Claro que a ideia nocturna de um sentido puramente americano de gótico atravessa o subtexto musical deste grupo: tons menores, arrastados, como se esta música fosse produzida durante um sonho ou melhor ainda durante uma alucinação; e depois há o sentido estético dominante nas roupas, com o grupo a adoptar sobretudo cores escuras e a não se importar de usar t-shirts de Linkin Park ou Korn não como afirmação de algum tipo de filiação musical, mas como uma oblíqua declaração de moda – um grupo de miúdos negros dos projects que pega numa “farda” dos subúrbios brancos de há uma década ou mais e a reclama tem que ter um significado mais profundo do que simplesmente um redondo “why not?“… Certo?…

Em entrevista à Noisey, o grupo explica que na sigla que se traduz por “Gods Over This Humanity” assenta um positivismo a toda a prova, blindado numa certa inocência que os leva a quererem manter-se ferozmente independentes, a terem uma inabalável fé um nos outros e a apostarem numa visão positiva do mundo e da vida. Alguns dos membros explicam ao jornalista da Noisey que vêm de vizinhanças f*didas, pelo que escapar para um lugar de fantasia, Flexico, é afinal de contas uma estratégia de sobrevivência tão válida como vestir a pele de um thug.

Citando influências como DJ Screw ou Madlib (!!), os membros da Goth Money identificam na raiz do seu som estetas que pela desaceleração ou pela lisérgica combinação de sons também souberam alterar a realidade. A música de Trillionaires é arrastada, lenta, densa, mas ao mesmo tempo atravessada por algumas texturas sintetizadas que parecem remeter para uma década feita de néons e de cores puxadas, o que talvez ajude a explicar a sua opção de fazer vídeos usando velhas câmaras de VHS. A ideia de uma luz gótica pode igualmente ser interpretada como a ideia de um mundo iluminado apenas pela claridade que emana de um televisor – ou de um ecrã de computador – num quarto escuro. Lá fora o mundo real, mas do outro lado da luz o paraíso. Ou Flexico.

Barron Machat, o precocemente desaparecido patrão da Hippos In Tanks, tinha uma enorme fé na crew Goth Money que terá sido o seu último projecto, infelizmente não concluído. Trillionaires é a extraordinária prova de que a visão de Machat era acertada. “Quando é que se tornaram tão positivos?”, pergunta-lhes a dada altura Reed Jackson da Noisey. “Depois de fazer tanta cena negativa”, responde assertivamente Karmah. O que as cabeças pensantes da Goth Money identificam como “positivismo” é, afinal de contas, o bom e velho desejo de superação que continua a animar quem no centro do bairro procura olhar de cima e alcançar mais longe.
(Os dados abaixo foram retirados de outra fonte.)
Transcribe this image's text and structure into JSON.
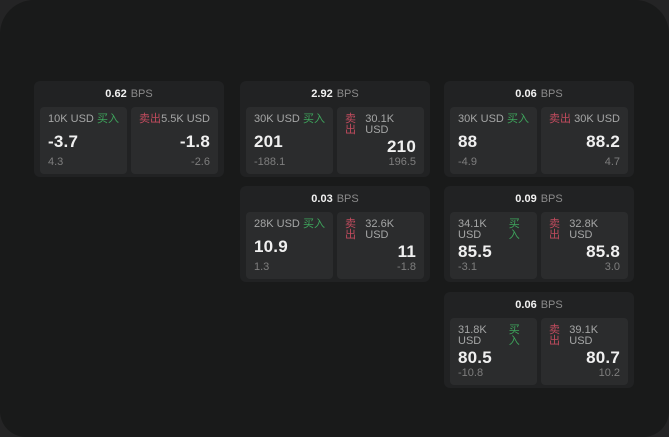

O som da Goth Money, feito de um delicado rendilhado de beats, sinos, sintetizadores de néon, acordes menores, cordas fantasmagóricas e rumbles de baixo desenhados à dimensão das frequências de graves suportadas pelos Beats By Dre, é, afinal de contas, um passaporte. Para outra dimensão. Para os mais longínquos domínios da internet. Para outra galáxia. Tão longe e tão perto.